The Bucket List Family is this family of 4 that sold everything they owned to travel around the world with their 2 small kids. Each week they make a YouTube video updating their family and friends on their whereabouts and activities (you can find their YouTube channel HERE). Since beginning their adventure around the world, they have picked up great speed and have become a HUGE YouTube sensation all around the world. Suffice it to say, WE have become HUGE fans.
ANYWAYS...this past month they announced they were giving away a trip to one family to travel WITH them to Dubai. To enter in to win the contest you had to create a one minute video telling them why you think your family should be picked to travel with them. Soooo...we of course jumped at the opportunity to join them on this amazing excursion (you can see our submission video HERE) and we were pleasantly surprised to find that we had become finalists!

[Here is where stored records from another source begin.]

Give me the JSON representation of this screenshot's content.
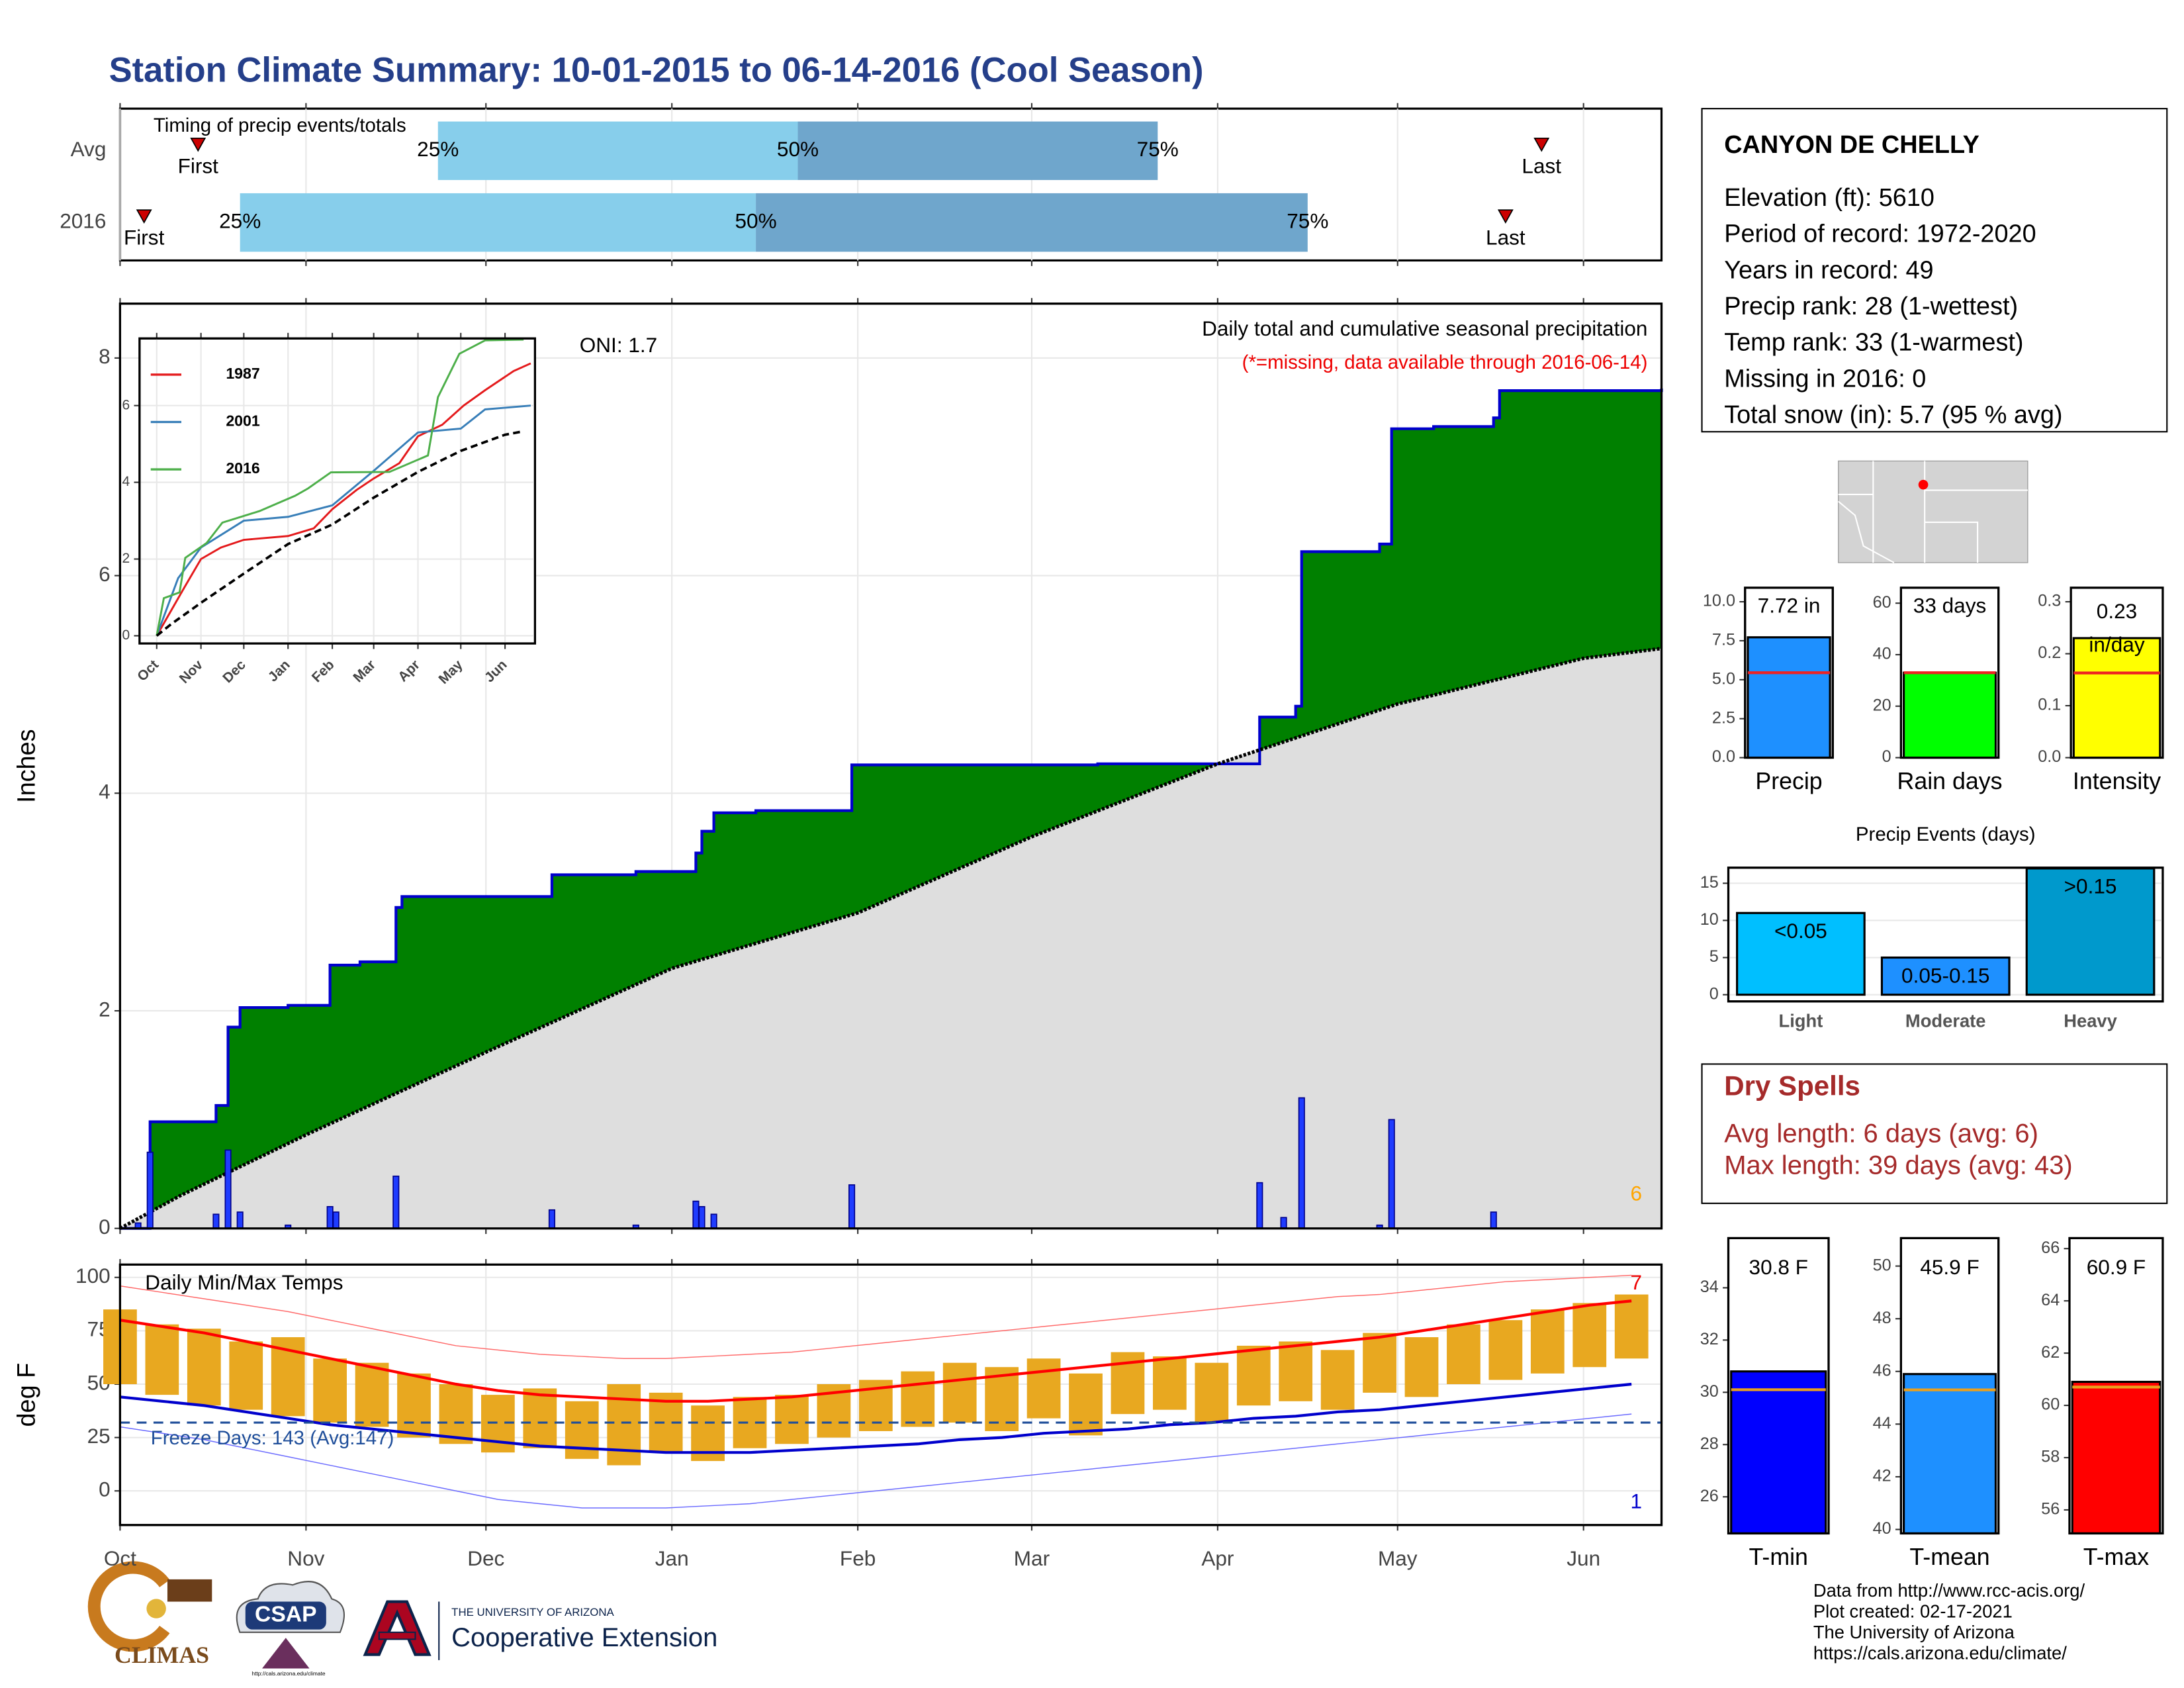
{
  "title": "Station Climate Summary: 10-01-2015 to 06-14-2016 (Cool Season)",
  "station": {
    "name": "CANYON DE CHELLY",
    "lines": [
      "Elevation (ft): 5610",
      "Period of record: 1972-2020",
      "Years in record: 49",
      "Precip rank: 28 (1-wettest)",
      "Temp rank: 33 (1-warmest)",
      "Missing in 2016: 0",
      "Total snow (in): 5.7 (95 % avg)"
    ]
  },
  "dry_spells": {
    "title": "Dry Spells",
    "lines": [
      "Avg length: 6 days (avg: 6)",
      "Max length: 39 days (avg: 43)"
    ]
  },
  "footer": {
    "lines": [
      "Data from http://www.rcc-acis.org/",
      "Plot created: 02-17-2021",
      "The University of Arizona",
      "https://cals.arizona.edu/climate/"
    ]
  },
  "logos": {
    "climas": "CLIMAS",
    "csap": "CSAP",
    "csap_url": "http://cals.arizona.edu/climate",
    "university": "THE UNIVERSITY OF ARIZONA",
    "extension": "Cooperative Extension"
  },
  "chart_data": [
    {
      "type": "timing",
      "subtitle": "Timing of precip events/totals",
      "categories": [
        "Avg",
        "2016"
      ],
      "marker_labels": [
        "First",
        "25%",
        "50%",
        "75%",
        "Last"
      ],
      "values": [
        [
          13,
          53,
          113,
          173,
          237
        ],
        [
          4,
          20,
          106,
          198,
          231
        ]
      ],
      "xlim": [
        0,
        257
      ],
      "xticks": [
        0,
        31,
        61,
        92,
        123,
        152,
        183,
        213,
        244
      ],
      "colors": [
        "#87ceeb",
        "#6fa6cc"
      ],
      "marker_color": "#cc0000"
    },
    {
      "type": "precip",
      "title": "Daily total and cumulative seasonal precipitation",
      "note": "(*=missing, data available through 2016-06-14)",
      "annotation": "ONI: 1.7",
      "count_label": 6,
      "ylabel": "Inches",
      "xlim": [
        0,
        257
      ],
      "ylim": [
        0,
        8.5
      ],
      "xticks": [
        0,
        31,
        61,
        92,
        123,
        152,
        183,
        213,
        244
      ],
      "yticks": [
        0,
        2,
        4,
        6,
        8
      ],
      "grid": true,
      "series": [
        {
          "x": [
            0,
            5,
            16,
            18,
            20,
            28,
            35,
            40,
            46,
            47,
            72,
            86,
            96,
            97,
            99,
            106,
            122,
            163,
            190,
            196,
            197,
            210,
            212,
            219,
            229,
            230,
            257
          ],
          "values": [
            0,
            0.98,
            1.13,
            1.85,
            2.03,
            2.05,
            2.42,
            2.45,
            2.95,
            3.05,
            3.25,
            3.28,
            3.45,
            3.65,
            3.82,
            3.84,
            4.26,
            4.27,
            4.7,
            4.8,
            6.22,
            6.29,
            7.35,
            7.37,
            7.45,
            7.7,
            7.72
          ],
          "color": "#008000",
          "line_color": "#0000cc"
        },
        {
          "x": [
            0,
            10,
            31,
            61,
            92,
            123,
            152,
            183,
            213,
            244,
            257
          ],
          "values": [
            0,
            0.3,
            0.86,
            1.62,
            2.39,
            2.9,
            3.6,
            4.27,
            4.82,
            5.24,
            5.33
          ],
          "color": "#dedede",
          "line_color": "#000000"
        }
      ],
      "daily": {
        "x": [
          3,
          5,
          16,
          18,
          20,
          28,
          35,
          36,
          46,
          72,
          86,
          96,
          97,
          99,
          122,
          190,
          194,
          197,
          210,
          212,
          229
        ],
        "values": [
          0.05,
          0.7,
          0.13,
          0.72,
          0.15,
          0.03,
          0.2,
          0.15,
          0.48,
          0.17,
          0.03,
          0.25,
          0.2,
          0.13,
          0.4,
          0.42,
          0.1,
          1.2,
          0.03,
          1.0,
          0.15
        ],
        "color": "#1f3cff"
      }
    },
    {
      "type": "line",
      "xlim": [
        -12,
        265
      ],
      "ylim": [
        -0.2,
        7.75
      ],
      "xticks": [
        {
          "value": 0,
          "label": "Oct"
        },
        {
          "value": 31,
          "label": "Nov"
        },
        {
          "value": 61,
          "label": "Dec"
        },
        {
          "value": 92,
          "label": "Jan"
        },
        {
          "value": 123,
          "label": "Feb"
        },
        {
          "value": 152,
          "label": "Mar"
        },
        {
          "value": 183,
          "label": "Apr"
        },
        {
          "value": 213,
          "label": "May"
        },
        {
          "value": 244,
          "label": "Jun"
        }
      ],
      "yticks": [
        0,
        2,
        4,
        6
      ],
      "grid": true,
      "series": [
        {
          "name": "1987",
          "color": "#e41a1c",
          "x": [
            0,
            20,
            31,
            45,
            61,
            92,
            110,
            123,
            140,
            152,
            170,
            183,
            200,
            215,
            230,
            250,
            262
          ],
          "values": [
            0,
            1.3,
            2.0,
            2.3,
            2.5,
            2.6,
            2.8,
            3.3,
            3.8,
            4.1,
            4.5,
            5.2,
            5.5,
            6.0,
            6.4,
            6.9,
            7.1
          ]
        },
        {
          "name": "2001",
          "color": "#377eb8",
          "x": [
            0,
            15,
            31,
            61,
            92,
            123,
            152,
            183,
            213,
            230,
            262
          ],
          "values": [
            0,
            1.5,
            2.3,
            3.0,
            3.1,
            3.4,
            4.3,
            5.3,
            5.4,
            5.9,
            6.0
          ]
        },
        {
          "name": "2016",
          "color": "#4daf4a",
          "x": [
            0,
            5,
            16,
            20,
            35,
            46,
            72,
            97,
            106,
            122,
            163,
            190,
            197,
            212,
            230,
            257
          ],
          "values": [
            0,
            0.98,
            1.13,
            2.03,
            2.42,
            2.95,
            3.25,
            3.65,
            3.84,
            4.26,
            4.27,
            4.7,
            6.22,
            7.35,
            7.7,
            7.72
          ]
        },
        {
          "color": "#000000",
          "dashed": true,
          "x": [
            0,
            10,
            31,
            61,
            92,
            123,
            152,
            183,
            213,
            244,
            257
          ],
          "values": [
            0,
            0.3,
            0.86,
            1.62,
            2.39,
            2.9,
            3.6,
            4.27,
            4.82,
            5.24,
            5.33
          ]
        }
      ]
    },
    {
      "type": "temp",
      "title": "Daily Min/Max Temps",
      "annotation": "Freeze Days: 143 (Avg:147)",
      "freeze_line": 32,
      "hot_count": 7,
      "cold_count": 1,
      "ylabel": "deg F",
      "xlim": [
        0,
        257
      ],
      "ylim": [
        -16,
        106
      ],
      "xticks": [
        {
          "value": 0,
          "label": "Oct"
        },
        {
          "value": 31,
          "label": "Nov"
        },
        {
          "value": 61,
          "label": "Dec"
        },
        {
          "value": 92,
          "label": "Jan"
        },
        {
          "value": 123,
          "label": "Feb"
        },
        {
          "value": 152,
          "label": "Mar"
        },
        {
          "value": 183,
          "label": "Apr"
        },
        {
          "value": 213,
          "label": "May"
        },
        {
          "value": 244,
          "label": "Jun"
        }
      ],
      "yticks": [
        0,
        25,
        50,
        75,
        100
      ],
      "grid": true,
      "x": [
        0,
        7,
        14,
        21,
        28,
        35,
        42,
        49,
        56,
        63,
        70,
        77,
        84,
        91,
        98,
        105,
        112,
        119,
        126,
        133,
        140,
        147,
        154,
        161,
        168,
        175,
        182,
        189,
        196,
        203,
        210,
        217,
        224,
        231,
        238,
        245,
        252
      ],
      "range": {
        "color": "#e8a820",
        "min": [
          50,
          45,
          40,
          38,
          35,
          32,
          30,
          25,
          22,
          18,
          20,
          15,
          12,
          18,
          14,
          20,
          22,
          25,
          28,
          30,
          32,
          28,
          34,
          26,
          36,
          38,
          32,
          40,
          42,
          38,
          46,
          44,
          50,
          52,
          55,
          58,
          62
        ],
        "max": [
          85,
          78,
          76,
          70,
          72,
          62,
          60,
          55,
          50,
          45,
          48,
          42,
          50,
          46,
          40,
          44,
          45,
          50,
          52,
          56,
          60,
          58,
          62,
          55,
          65,
          63,
          60,
          68,
          70,
          66,
          74,
          72,
          78,
          80,
          85,
          88,
          92
        ]
      },
      "series": [
        {
          "color": "#ff0000",
          "width": 2,
          "values": [
            80,
            77,
            74,
            70,
            66,
            62,
            58,
            54,
            50,
            47,
            45,
            44,
            43,
            42,
            42,
            43,
            44,
            46,
            48,
            50,
            52,
            54,
            56,
            58,
            60,
            62,
            64,
            66,
            68,
            70,
            72,
            75,
            78,
            81,
            84,
            87,
            89
          ]
        },
        {
          "color": "#0000cc",
          "width": 2,
          "values": [
            44,
            42,
            40,
            37,
            34,
            31,
            29,
            27,
            25,
            23,
            21,
            20,
            19,
            18,
            18,
            18,
            19,
            20,
            21,
            22,
            24,
            25,
            27,
            28,
            29,
            31,
            32,
            34,
            35,
            37,
            38,
            40,
            42,
            44,
            46,
            48,
            50
          ]
        },
        {
          "color": "#ff6a6a",
          "width": 0.7,
          "values": [
            96,
            93,
            90,
            87,
            84,
            80,
            76,
            72,
            68,
            66,
            64,
            63,
            62,
            62,
            63,
            64,
            65,
            67,
            69,
            71,
            73,
            75,
            77,
            79,
            81,
            83,
            85,
            87,
            89,
            91,
            92,
            94,
            96,
            98,
            99,
            100,
            101
          ]
        },
        {
          "color": "#6a6aff",
          "width": 0.7,
          "values": [
            30,
            27,
            24,
            20,
            16,
            12,
            8,
            4,
            0,
            -4,
            -6,
            -8,
            -8,
            -8,
            -7,
            -6,
            -4,
            -2,
            0,
            2,
            4,
            6,
            8,
            10,
            12,
            14,
            16,
            18,
            20,
            22,
            24,
            26,
            28,
            30,
            32,
            34,
            36
          ]
        }
      ],
      "freeze_color": "#1f4e9a"
    },
    {
      "type": "single",
      "categories": [
        "Precip"
      ],
      "values": [
        7.72
      ],
      "value_labels": [
        "7.72 in"
      ],
      "average": 5.45,
      "ylim": [
        0,
        10.9
      ],
      "yticks": [
        {
          "value": 0,
          "label": "0.0"
        },
        {
          "value": 2.5,
          "label": "2.5"
        },
        {
          "value": 5,
          "label": "5.0"
        },
        {
          "value": 7.5,
          "label": "7.5"
        },
        {
          "value": 10,
          "label": "10.0"
        }
      ],
      "color": "#1e90ff",
      "average_color": "#ee2222"
    },
    {
      "type": "single",
      "categories": [
        "Rain days"
      ],
      "values": [
        33
      ],
      "value_labels": [
        "33 days"
      ],
      "average": 33,
      "ylim": [
        0,
        66
      ],
      "yticks": [
        0,
        20,
        40,
        60
      ],
      "color": "#00ff00",
      "average_color": "#ee2222"
    },
    {
      "type": "single",
      "categories": [
        "Intensity"
      ],
      "values": [
        0.23
      ],
      "unit": "in/day",
      "average": 0.163,
      "ylim": [
        0,
        0.327
      ],
      "yticks": [
        {
          "value": 0,
          "label": "0.0"
        },
        {
          "value": 0.1,
          "label": "0.1"
        },
        {
          "value": 0.2,
          "label": "0.2"
        },
        {
          "value": 0.3,
          "label": "0.3"
        }
      ],
      "color": "#ffff00",
      "average_color": "#ee2222"
    },
    {
      "type": "bar",
      "title": "Precip Events (days)",
      "categories": [
        "Light",
        "Moderate",
        "Heavy"
      ],
      "values": [
        11,
        5,
        17
      ],
      "bar_labels": [
        "<0.05",
        "0.05-0.15",
        ">0.15"
      ],
      "colors": [
        "#00bfff",
        "#1e90ff",
        "#0099cc"
      ],
      "ylim": [
        -0.9,
        17.1
      ],
      "yticks": [
        0,
        5,
        10,
        15
      ],
      "grid": true
    },
    {
      "type": "single",
      "categories": [
        "T-min"
      ],
      "values": [
        30.8
      ],
      "value_labels": [
        "30.8 F"
      ],
      "average": 30.1,
      "ylim": [
        24.6,
        35.9
      ],
      "yticks": [
        26,
        28,
        30,
        32,
        34
      ],
      "color": "#0000ff",
      "average_color": "#e8a020"
    },
    {
      "type": "single",
      "categories": [
        "T-mean"
      ],
      "values": [
        45.9
      ],
      "value_labels": [
        "45.9 F"
      ],
      "average": 45.3,
      "ylim": [
        39.85,
        51.06
      ],
      "yticks": [
        40,
        42,
        44,
        46,
        48,
        50
      ],
      "color": "#1e90ff",
      "average_color": "#e8a020"
    },
    {
      "type": "single",
      "categories": [
        "T-max"
      ],
      "values": [
        60.9
      ],
      "value_labels": [
        "60.9 F"
      ],
      "average": 60.7,
      "ylim": [
        55.1,
        66.4
      ],
      "yticks": [
        56,
        58,
        60,
        62,
        64,
        66
      ],
      "color": "#ff0000",
      "average_color": "#e8a020"
    }
  ]
}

We were beyond excited, like beyond BEYOND excited; Telling our family members and friends that we could possibly be traveling overseas in the next few weeks, going on an adventure like no other with a family that we truly look up to. I mean, we honestly felt the Lord in all of this. Like He felt this deep growing passion in our hearts and was creating the perfect opportunity for us to experience that passion. Our little family of 5 going on the adventure of a lifetime! It couldn't have been more perfect.

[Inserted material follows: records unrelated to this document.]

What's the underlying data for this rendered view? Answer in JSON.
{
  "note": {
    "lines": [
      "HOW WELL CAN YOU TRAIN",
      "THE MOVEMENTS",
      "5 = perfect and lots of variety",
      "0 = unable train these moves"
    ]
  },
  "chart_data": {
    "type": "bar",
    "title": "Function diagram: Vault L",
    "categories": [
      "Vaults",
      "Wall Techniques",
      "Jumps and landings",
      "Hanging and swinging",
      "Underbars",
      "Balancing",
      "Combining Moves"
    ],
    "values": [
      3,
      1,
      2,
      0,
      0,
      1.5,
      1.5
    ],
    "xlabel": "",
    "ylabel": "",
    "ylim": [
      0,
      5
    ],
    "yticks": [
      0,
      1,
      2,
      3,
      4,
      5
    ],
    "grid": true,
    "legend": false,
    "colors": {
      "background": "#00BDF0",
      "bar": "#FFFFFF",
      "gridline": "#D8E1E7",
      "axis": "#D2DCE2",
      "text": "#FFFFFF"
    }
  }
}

Yesterday morning I woke up with this feeling deep in chest, and immediately knew that today would be the day that we were going to find out if we were chosen. I went about my regular routine and continued life as usual but again and again, I kept feeling that weight. Around 3 pm I hopped on my email and there it was...the subject line read: "Dubai Update." My heart instantly jumped out of my chest...I zoomed through the first sentence when I saw it...

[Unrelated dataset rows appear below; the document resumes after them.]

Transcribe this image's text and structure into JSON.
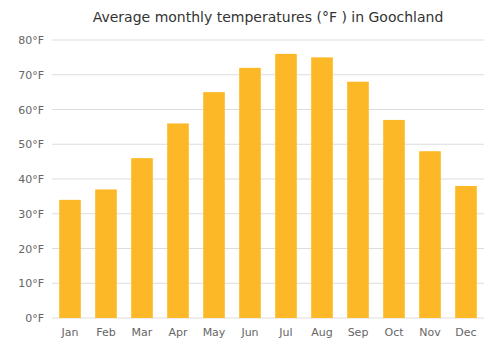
{
  "chart_data": {
    "type": "bar",
    "title": "Average monthly temperatures (°F ) in Goochland",
    "categories": [
      "Jan",
      "Feb",
      "Mar",
      "Apr",
      "May",
      "Jun",
      "Jul",
      "Aug",
      "Sep",
      "Oct",
      "Nov",
      "Dec"
    ],
    "values": [
      34,
      37,
      46,
      56,
      65,
      72,
      76,
      75,
      68,
      57,
      48,
      38
    ],
    "color": "#FDB827",
    "ylim": [
      0,
      80
    ],
    "yticks": [
      {
        "value": 0,
        "label": "0°F"
      },
      {
        "value": 10,
        "label": "10°F"
      },
      {
        "value": 20,
        "label": "20°F"
      },
      {
        "value": 30,
        "label": "30°F"
      },
      {
        "value": 40,
        "label": "40°F"
      },
      {
        "value": 50,
        "label": "50°F"
      },
      {
        "value": 60,
        "label": "60°F"
      },
      {
        "value": 70,
        "label": "70°F"
      },
      {
        "value": 80,
        "label": "80°F"
      }
    ],
    "grid": true
  }
}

"Unfortunately, it's not going to be with you guys this time."
I literally felt my heart sink...like I think it dropped to the ground. I read that line over and over and over again; still trying to grasp what it was saying. "...it's not going to be with you guys this time." It's like I was reading it but it wasn't making sense and in that moment I felt so many different feelings: disappointment, relief, frustration, relief, bitterness, hopelessness, RELIEF, gratitude. It was weird. I really REALLY felt like it was going to be us, I could tangibly feel it in my bones. So to hear that it actually wasn't, shook me. I know this probably sounds SOOOOOO stupid and self-absorbed to so many of you. Even as I say it out loud it sounds stupid to ME.
But here's the thing...this family, OH MY GOSH this family you guys! They've given me hope! They've given me a new perspective of life. Like not just, oh hey, traveling would be really fun but like OH HEY! WHY AM I NOT TRAVELING THE WORLD RIGHT NOW??? WHY AM I NOT DOING EVERYTHING IN MY POWER TO SEE THIS BIG BIIIIGGGG WORLD? See the difference? No? Well, my point is, I have been dreaming WAYYYYY too small. I have been thinking even smaller. It's like all the sudden every fiber of my being is standing on end with excitement at the prospect of doing something so outrageous and so liberating; experiencing something for the first time, and witnessing God's creation in all of its glory.
I know I found this family for a reason and I know I will meet them someday. And I know that this growing passion is not all for not; there's a big BIG reason behind the stirrings of my heart and I'm clinging to that hope right now because I'm sad. I'm not going to lie, yesterday was rough. After the disappointing news my husband and I just kind of moped around the house the rest of the day spouting off mean things to each other and refusing to manage life appropriately. Hurt people hurt people and we were hurt.
We're trusting that when God closes one door, He's opening another and we honestly believe that this is just the beginning. We are on an incredible journey and there is still so much more to be discovered. Until our next BIG adventure we will be saving our pennies and praying BIG prayers to make that happen! Thanks to everyone that watched and even shared our video. Your support means more to us than you know!
Thank you for stopping by! I hope you come back!